Rocky Mountain House National Historic Site of Canada
Cultural Treasures
The Fur Trade
© Parks Canada
The fur trade in Canada began off our eastern coast when the first European fishermen traded their personal belongings for furs from the Aboriginal people on shore. From this modest start, the fur trade developed rapidly and culminated in the late 1700s with two giant firms, the Montréal-based North West Company and the London-headquartered Hudson's Bay Company.
At first, these two companies competed for the fur-laden territory up to the foot of the Rockies. Eventually, this territory extended to the Pacific Ocean throughout the North West Company's successful "Columbia Enterprise" expedition. The merger of these two companies in 1821 saw the new Hudson's Bay Company holding sway over much of present-day Canada.
To many living in this century, the era of the fur trade is fondly imagined as a picturesque time of romance and adventure, a time of heroes struggling in a vast, often hostile, wilderness. From New France's coureurs de bois to the voyageurs of the North West Company and the men who rowed the Hudson's Bay Company's large, flat-bottomed York boats, the era of fur brigades and trading posts produced many courageous men. Radisson and Groseilliers, La Vérendrye, Anthony Henday, the Frobishers, Peter Pond, Alexander Mackenzie and David Thompson were just a few. Many of today's place names originate from the era of the fur trade: cities and towns such as Edmonton and Churchill; rivers such as the Fraser, Mackenzie, and Thompson; and places such as Portage la Prairie, Howse Pass, and, of course, Rocky Mountain House.

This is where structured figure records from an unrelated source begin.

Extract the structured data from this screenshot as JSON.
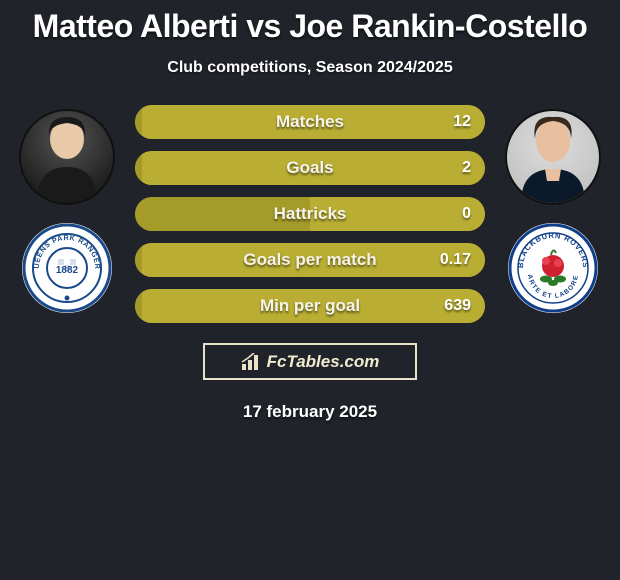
{
  "background_color": "#20242a",
  "title": "Matteo Alberti vs Joe Rankin-Costello",
  "title_fontsize": 32,
  "subtitle": "Club competitions, Season 2024/2025",
  "subtitle_fontsize": 16,
  "date": "17 february 2025",
  "brand": "FcTables.com",
  "brand_border_color": "#e8e2c8",
  "players": {
    "left": {
      "name": "Matteo Alberti",
      "club": "Queens Park Rangers",
      "club_primary": "#1a4a8a",
      "club_year": "1882"
    },
    "right": {
      "name": "Joe Rankin-Costello",
      "club": "Blackburn Rovers",
      "club_primary": "#0f3f8a"
    }
  },
  "bar_style": {
    "height": 34,
    "radius": 17,
    "label_fontsize": 17,
    "value_fontsize": 16,
    "left_color": "#a59b29",
    "right_color": "#b9ae33",
    "text_color": "#f6f4ea"
  },
  "stats": [
    {
      "label": "Matches",
      "left_val": "",
      "right_val": "12",
      "left_pct": 2,
      "right_pct": 98
    },
    {
      "label": "Goals",
      "left_val": "",
      "right_val": "2",
      "left_pct": 2,
      "right_pct": 98
    },
    {
      "label": "Hattricks",
      "left_val": "",
      "right_val": "0",
      "left_pct": 50,
      "right_pct": 50
    },
    {
      "label": "Goals per match",
      "left_val": "",
      "right_val": "0.17",
      "left_pct": 2,
      "right_pct": 98
    },
    {
      "label": "Min per goal",
      "left_val": "",
      "right_val": "639",
      "left_pct": 2,
      "right_pct": 98
    }
  ]
}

The fur trade was, above all, an economic enterprise. The fur trade was a successful business. It depended on the mutually beneficial relationship between a demand in Europe for furs (especially the beaver) and the corresponding demand for European goods in Canada. For as long as Europeans demanded furs in great quantity, the trade in North America expanded and prospered. Many men made their fortunes in the fur trade. Montréal became the centre of the Canadian-based trade, establishing itself (through the wealth of this trade) as the economic centre of the St. Lawrence-Great Lakes area.

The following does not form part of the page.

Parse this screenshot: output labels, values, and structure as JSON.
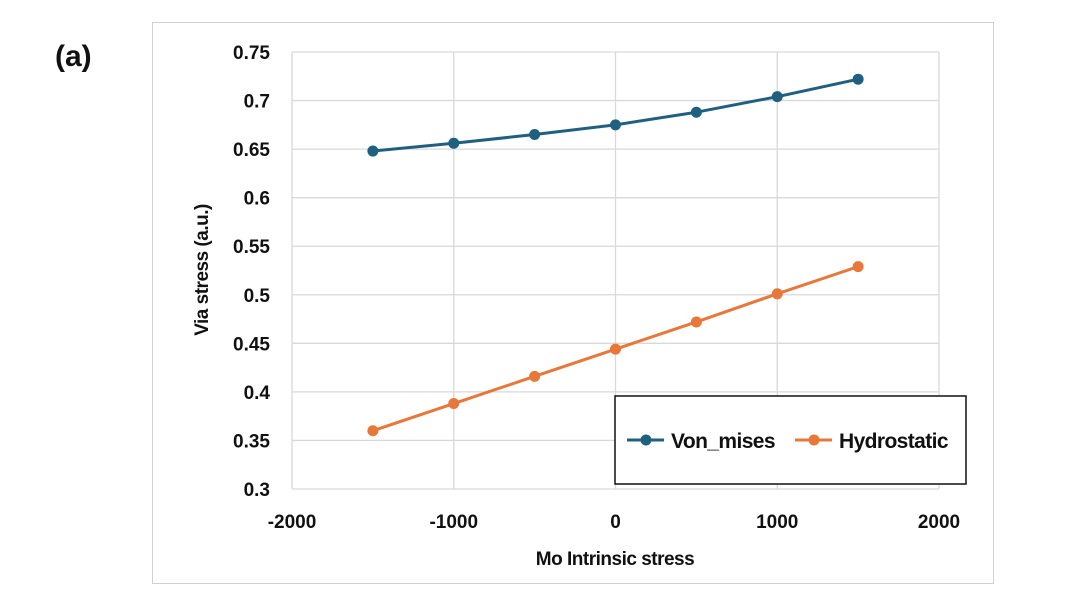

The potential wealth to be made in the North American fur-trade business attracted the attention of the European empires. At one time, the Dutch, English and French vied for control of the northeast coast of this continent. Meanwhile, the English also had their Hudson's Bay Company forts on Hudson Bay. The elimination of the Dutch in 1674 from around the New York area, left the French and English fur-traders to carry on their homelands' struggle for control. The English finally won possession of New France but were soon faced with another rival for control of the northern continent, the fledgling United States of America. In the ensuing century, the presence of British and Canadian fur-traders in Canada's West, above all else, protected this unsettled territory from the ever-expanding, aggressive American republic.
The fur trade also played an enormous role in exploration. Through the traders of New France (who pushed westward past the Great Lakes to the prairies searching for new sources of furs and a northwest passage) and the men of the North West company (who reached the Arctic and Pacific oceans), the Canadian fur trade opened up this vast, uncharted land. Commercial rivalry spurred adventurers to journey into unexplored areas in search of furs or economical routes. Until Canada's Confederation, the men connected to the fur trade did virtually all the exploring and mapping of western Canada.
The fur trade left a mixed legacy. It opened and preserved an enormous territory bordered by three oceans, showing that great distances could be overcome. Expanding the fur trade uncovered Canada's east-west network of rivers the highways of the fur trade into the West. The fur trade disclosed the unexplored areas of the northern part of the continent and established the groundwork for Confederation.